Shah 和 Fox 都认为，要了解大量多智能体系统相互交互时可能发生的情况，唯一的方法就是进行逼真的模拟。他们希望研究人员将 AI 智能体放入沙盒中，研究它们的行为。你无法通过孤立地研究单个智能体，甚至是一小群智能体来预测未来。Fox 指出，不能假设由大语言模型（LLM）支撑的 AI 智能体总是会理性行事。复杂性源于同时发生的大量交互。一些研究人员（包括 Google DeepMind 的一个团队）认为，通用人工智能（如果可能实现的话）可能并非来自单一的超智能模型，而是来自一种“智能体蜂群思维”，在这种思维中，整体的能力大于各部分之和。

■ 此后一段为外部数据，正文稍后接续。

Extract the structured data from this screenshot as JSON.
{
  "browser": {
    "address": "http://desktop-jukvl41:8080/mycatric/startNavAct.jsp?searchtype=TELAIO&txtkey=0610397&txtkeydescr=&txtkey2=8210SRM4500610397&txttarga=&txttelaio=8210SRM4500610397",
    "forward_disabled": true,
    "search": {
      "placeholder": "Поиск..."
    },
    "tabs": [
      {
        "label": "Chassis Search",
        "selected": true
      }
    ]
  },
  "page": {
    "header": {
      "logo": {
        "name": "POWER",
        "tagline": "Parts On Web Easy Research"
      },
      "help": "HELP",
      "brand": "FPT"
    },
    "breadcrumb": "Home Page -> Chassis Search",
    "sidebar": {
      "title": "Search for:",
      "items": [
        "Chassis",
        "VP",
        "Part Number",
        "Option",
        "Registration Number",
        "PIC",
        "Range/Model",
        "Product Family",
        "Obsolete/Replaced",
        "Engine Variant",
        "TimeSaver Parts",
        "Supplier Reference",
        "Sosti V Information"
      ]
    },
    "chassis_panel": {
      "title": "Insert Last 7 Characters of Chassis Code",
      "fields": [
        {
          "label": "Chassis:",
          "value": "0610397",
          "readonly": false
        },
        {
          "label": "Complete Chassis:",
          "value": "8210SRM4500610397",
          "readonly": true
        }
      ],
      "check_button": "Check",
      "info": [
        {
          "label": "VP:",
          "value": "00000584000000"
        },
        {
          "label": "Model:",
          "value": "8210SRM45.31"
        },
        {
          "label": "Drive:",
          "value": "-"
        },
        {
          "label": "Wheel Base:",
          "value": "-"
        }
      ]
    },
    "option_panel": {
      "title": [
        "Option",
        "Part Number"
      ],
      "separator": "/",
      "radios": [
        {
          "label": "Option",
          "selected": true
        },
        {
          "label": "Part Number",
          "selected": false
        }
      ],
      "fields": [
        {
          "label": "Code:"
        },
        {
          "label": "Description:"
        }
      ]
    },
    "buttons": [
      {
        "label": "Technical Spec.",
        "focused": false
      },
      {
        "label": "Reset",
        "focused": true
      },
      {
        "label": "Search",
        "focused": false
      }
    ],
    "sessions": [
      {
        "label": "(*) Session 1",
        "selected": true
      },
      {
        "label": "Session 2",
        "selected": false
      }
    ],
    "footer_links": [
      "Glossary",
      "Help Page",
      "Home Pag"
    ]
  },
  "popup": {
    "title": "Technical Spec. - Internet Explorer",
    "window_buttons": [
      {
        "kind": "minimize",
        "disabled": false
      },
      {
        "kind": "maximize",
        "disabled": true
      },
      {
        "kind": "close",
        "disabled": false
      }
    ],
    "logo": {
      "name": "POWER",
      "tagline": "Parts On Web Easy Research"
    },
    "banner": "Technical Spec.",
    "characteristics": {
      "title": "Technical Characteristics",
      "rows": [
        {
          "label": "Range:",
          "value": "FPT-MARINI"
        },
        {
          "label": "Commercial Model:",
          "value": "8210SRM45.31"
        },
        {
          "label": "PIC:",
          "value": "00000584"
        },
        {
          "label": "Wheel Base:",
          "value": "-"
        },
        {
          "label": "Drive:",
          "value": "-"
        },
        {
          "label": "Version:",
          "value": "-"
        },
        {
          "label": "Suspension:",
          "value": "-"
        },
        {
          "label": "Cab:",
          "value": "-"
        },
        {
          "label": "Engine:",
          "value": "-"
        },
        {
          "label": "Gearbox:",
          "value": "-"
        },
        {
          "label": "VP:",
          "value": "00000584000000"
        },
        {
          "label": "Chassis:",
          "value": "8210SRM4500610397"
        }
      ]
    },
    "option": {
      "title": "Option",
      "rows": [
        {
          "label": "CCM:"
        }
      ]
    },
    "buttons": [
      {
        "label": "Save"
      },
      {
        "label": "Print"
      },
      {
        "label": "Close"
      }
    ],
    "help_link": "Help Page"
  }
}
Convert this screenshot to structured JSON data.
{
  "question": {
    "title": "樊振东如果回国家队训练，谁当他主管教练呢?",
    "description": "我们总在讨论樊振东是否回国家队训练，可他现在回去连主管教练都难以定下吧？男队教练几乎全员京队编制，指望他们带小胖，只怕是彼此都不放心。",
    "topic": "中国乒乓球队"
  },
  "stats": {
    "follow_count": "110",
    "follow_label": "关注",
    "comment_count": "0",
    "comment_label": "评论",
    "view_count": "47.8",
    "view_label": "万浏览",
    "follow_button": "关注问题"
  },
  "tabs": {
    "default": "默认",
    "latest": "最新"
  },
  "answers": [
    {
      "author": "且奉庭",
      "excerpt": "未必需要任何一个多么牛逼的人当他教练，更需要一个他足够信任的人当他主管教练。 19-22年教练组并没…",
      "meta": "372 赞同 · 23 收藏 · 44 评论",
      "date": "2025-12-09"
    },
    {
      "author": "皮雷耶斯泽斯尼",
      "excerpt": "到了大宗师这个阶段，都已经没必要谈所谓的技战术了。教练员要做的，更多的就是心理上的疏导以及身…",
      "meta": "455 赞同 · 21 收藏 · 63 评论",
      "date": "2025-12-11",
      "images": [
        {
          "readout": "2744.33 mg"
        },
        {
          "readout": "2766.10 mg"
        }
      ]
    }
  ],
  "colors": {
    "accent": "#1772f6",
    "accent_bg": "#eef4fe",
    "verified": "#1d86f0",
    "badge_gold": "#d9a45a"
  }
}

Lack of trust Google DeepMind is not the only top AI firm warning about the risks of the technology it is building. A couple of weeks ago, Anthropic published guidelines for deploying AI agents based on an approach to cybersecurity known as zero trust, which starts with the assumption that a computer system is vulnerable, an agent is an attacker, and a breach will happen. Refael Angel, cofounder and CTO of Akeyless, a cybersecurity firm based in Tel Aviv, agrees that understanding the new risks introduced by agent-based systems is crucial. Every approach to security in the past has assumed that the machine in question was software written by a human, doing fixed things on fixed paths, says Angel: “An agent breaks all of those assumptions. It reasons, it improvises, and it can be hijacked by a single sentence buried in a document it was asked to read.”

缺乏信任 Google DeepMind 并不是唯一一家对其所构建技术的风险发出警告的顶级 AI 公司。几周前，Anthropic 发布了部署 AI 智能体的指南，该指南基于一种被称为“零信任”的网络安全方法，其前提是假设计算机系统是脆弱的，智能体是攻击者，且漏洞终将发生。总部位于特拉维夫的网络安全公司 Akeyless 的联合创始人兼 CTO Refael Angel 同意，理解基于智能体的系统所带来的新风险至关重要。Angel 表示，过去所有的安全方法都假设机器是人类编写的软件，在固定的路径上做固定的事情：“而智能体打破了所有这些假设。它会推理、会即兴发挥，并且可能仅仅因为被要求阅读的一份文档中埋藏的一句话而被劫持。”

Angel welcomes this new funding. “No single lab should author the safety standards everyone else has to trust,” he says. But he cautions that safety researchers can overlook boring problems that are already here in favor of more exotic hypothetical ones. And yet, Fox notes, risks that were hypothetical a few years ago are now very real: “The future’s come more quickly than perhaps expected.”

Angel 对这笔新资金表示欢迎。“没有任何一个实验室应该独自制定让所有人必须信任的安全标准，”他说。但他提醒道，安全研究人员可能会为了追求更具异国情调的假设性问题，而忽略了已经存在的枯燥问题。然而，Fox 指出，几年前还是假设性的风险现在已经非常真实了：“未来到来的速度可能比预期的要快。”